I'm not sure if the criticism is pointing at my comments or at the documentary, but if it is aimed at my comments I accept most of your critic. I agree that in general the commentators in this documentary do not represent the majority view of textual critics (at least not the more "conservative" ones). But most critics from my understanding attribute way to much weight to the ages of this manuscripts, it might not be their maxim but it certainly is one of their main arguments. I also agree that most critics do recognize the different families but this is not a unanimous view within this school of thinking. I believe that some critics including Metzger have acknowledged that the families are not as clearly defined as they originally thought. As for the ending of Mark I completely agree and I thought is was dishonest to omit to mention this fact in the documentary. I also completely agree with you 5th point, that was purely their biases and not something that can be inferred because of this one omission.




armourbearer said:


> (1.) Sinaiticus bears early witness to the traditional text of the NT in a great majority of places. It therefore holds some relative apologetical value for establishing a stable transmission of the text. Those who hold to the traditional text should not discard it as useless, but only oppose the uncritical use which has been made of it.



Point taken, I guess instead of saying it has no importance I should have said it's not as valuable as many critics would like us to believe.




armourbearer said:


> (2.) It is true that some doctrines are affected by the variant readings in Sinaiticus and other mss. If not the doctrine itself, then at least the degree of certainty with which it can be held or proved, or the place it should hold in the theological system, comes under question. But the reality is that false doctrines are only proved by bringing some foreign presupposition to the text, and this is more likely to the degree that an individual regards the Bible as a collection of human writings and rejects its divine inspiration and infallibility. (3.) The liberal use which is being made of ms. evidence and variant readings with respect to doctrine and history demonstrates that text-critical work is not neutral. The old idea that text-critical theories do not affect the canon of Scripture or the substance of the faith cannot be upheld. The acceptance of certain text-critical theories go hand hand with specific attitudes to history and doctrine which have serious consequences for the canon of Scripture and the substance of the faith. The idea of an "eclectic" method, in particular, presupposes a developmental theory of text and canon which immediately conflicts with traditional conservative views. (4.) The degree to which Sinaiticus is accepted as being a text-critical document instead of an ecclesiastical text in current use should affect the value one places in its variant readings.

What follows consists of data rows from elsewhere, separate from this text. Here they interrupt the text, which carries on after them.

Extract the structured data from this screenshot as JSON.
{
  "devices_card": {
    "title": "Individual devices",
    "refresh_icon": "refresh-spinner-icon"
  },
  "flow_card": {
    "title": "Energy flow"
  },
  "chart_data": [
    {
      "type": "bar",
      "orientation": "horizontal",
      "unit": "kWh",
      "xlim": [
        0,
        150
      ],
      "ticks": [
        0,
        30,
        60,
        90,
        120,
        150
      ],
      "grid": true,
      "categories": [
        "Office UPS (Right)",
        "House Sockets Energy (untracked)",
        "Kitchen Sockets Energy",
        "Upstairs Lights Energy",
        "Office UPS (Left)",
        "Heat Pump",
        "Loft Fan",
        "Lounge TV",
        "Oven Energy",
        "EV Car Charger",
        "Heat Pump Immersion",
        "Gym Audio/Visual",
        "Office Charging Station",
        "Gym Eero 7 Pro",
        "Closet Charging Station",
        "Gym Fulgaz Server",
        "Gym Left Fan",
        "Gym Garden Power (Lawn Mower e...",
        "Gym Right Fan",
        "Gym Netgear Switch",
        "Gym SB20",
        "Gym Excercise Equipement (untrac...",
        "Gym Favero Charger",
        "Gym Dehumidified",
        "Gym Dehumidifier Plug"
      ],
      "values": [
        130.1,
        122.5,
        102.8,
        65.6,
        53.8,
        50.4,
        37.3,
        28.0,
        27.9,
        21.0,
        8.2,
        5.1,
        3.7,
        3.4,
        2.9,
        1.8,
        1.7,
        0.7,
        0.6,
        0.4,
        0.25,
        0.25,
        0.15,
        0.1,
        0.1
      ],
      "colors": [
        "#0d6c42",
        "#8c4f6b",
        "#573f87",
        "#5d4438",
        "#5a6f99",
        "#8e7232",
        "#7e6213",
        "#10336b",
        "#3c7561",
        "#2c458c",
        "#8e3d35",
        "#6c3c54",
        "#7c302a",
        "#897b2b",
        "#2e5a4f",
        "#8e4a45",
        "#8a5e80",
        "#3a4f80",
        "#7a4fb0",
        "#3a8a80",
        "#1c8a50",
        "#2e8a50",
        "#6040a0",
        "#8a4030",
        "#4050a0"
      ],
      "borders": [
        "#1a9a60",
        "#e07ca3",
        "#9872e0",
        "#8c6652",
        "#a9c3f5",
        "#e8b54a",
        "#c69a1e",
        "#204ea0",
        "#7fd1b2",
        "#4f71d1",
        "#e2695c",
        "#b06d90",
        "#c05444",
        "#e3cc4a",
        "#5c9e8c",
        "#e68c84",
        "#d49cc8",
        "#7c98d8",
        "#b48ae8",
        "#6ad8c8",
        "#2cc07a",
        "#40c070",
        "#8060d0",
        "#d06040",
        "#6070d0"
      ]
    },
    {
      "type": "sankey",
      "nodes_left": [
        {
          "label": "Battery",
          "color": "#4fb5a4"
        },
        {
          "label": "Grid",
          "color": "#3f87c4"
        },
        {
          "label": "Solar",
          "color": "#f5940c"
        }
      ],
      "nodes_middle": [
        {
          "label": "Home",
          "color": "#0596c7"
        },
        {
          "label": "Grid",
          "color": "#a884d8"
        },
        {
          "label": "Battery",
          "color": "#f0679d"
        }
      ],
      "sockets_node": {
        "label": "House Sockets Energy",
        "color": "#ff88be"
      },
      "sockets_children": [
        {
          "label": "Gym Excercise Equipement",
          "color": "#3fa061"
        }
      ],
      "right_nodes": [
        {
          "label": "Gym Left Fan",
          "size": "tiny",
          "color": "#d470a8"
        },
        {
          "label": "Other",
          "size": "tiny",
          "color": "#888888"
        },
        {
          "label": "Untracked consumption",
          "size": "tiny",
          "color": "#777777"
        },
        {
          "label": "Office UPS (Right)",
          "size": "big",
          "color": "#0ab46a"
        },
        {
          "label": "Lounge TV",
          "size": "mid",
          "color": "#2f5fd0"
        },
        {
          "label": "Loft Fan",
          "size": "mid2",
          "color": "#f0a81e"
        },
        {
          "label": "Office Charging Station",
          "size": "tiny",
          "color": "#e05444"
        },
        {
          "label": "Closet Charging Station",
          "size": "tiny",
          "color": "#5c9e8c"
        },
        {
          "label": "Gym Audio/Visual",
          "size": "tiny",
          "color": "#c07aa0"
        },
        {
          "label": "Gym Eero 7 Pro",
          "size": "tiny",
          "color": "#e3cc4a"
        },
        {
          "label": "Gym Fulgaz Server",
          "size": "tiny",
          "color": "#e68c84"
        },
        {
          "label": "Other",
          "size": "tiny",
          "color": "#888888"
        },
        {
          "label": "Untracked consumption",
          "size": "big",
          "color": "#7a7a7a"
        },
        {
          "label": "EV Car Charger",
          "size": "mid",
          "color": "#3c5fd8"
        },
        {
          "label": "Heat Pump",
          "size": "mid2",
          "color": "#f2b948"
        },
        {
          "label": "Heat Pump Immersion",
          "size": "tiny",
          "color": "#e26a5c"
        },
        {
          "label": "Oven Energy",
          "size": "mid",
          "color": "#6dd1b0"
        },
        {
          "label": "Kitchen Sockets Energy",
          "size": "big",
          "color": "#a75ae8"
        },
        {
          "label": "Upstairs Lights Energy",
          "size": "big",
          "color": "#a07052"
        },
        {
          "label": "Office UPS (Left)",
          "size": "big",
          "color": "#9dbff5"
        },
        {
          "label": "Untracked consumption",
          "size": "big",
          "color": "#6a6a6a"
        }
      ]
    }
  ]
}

The idea of a neutral text (which still continues to predominate modern critical texts even though the theory itself has been replaced) should be well and truly rejected. (5.) The whole issue demonstrates that one must presuppose not only the inspiration and infallibility of Scripture, but the integrity of its preservation, in order to be able to stand upon the Word of God and declare, Thus saith the Lord. Much of the criticial methodology has proven destructive to conservative Christianity in general and to reformed theology in particular. As we are bound to accept the Bible on the basis of its own witness, we are shut up to the conclusion that it has been preserved pure and entire, and is readily accessible as a final court of appeal (WCF 1.8). This means there is an historical and doctrinal presupposition which strongly favours the ecclesiastical text on which the reformers and their successors based the Protestant witness and tradition.



I completely agree,


Thanks for your sober and concise corrections and clarifications.


----------



## MW (Sep 26, 2013)

Fogetaboutit said:


> I'm not sure if the criticism is pointing at my comments or at the documentary



Etienne, sorry for the confusion. The criticisms were directed at the BBC clip; the reflections were an attempt to show what I think is the relevance for us. Blessings!


----------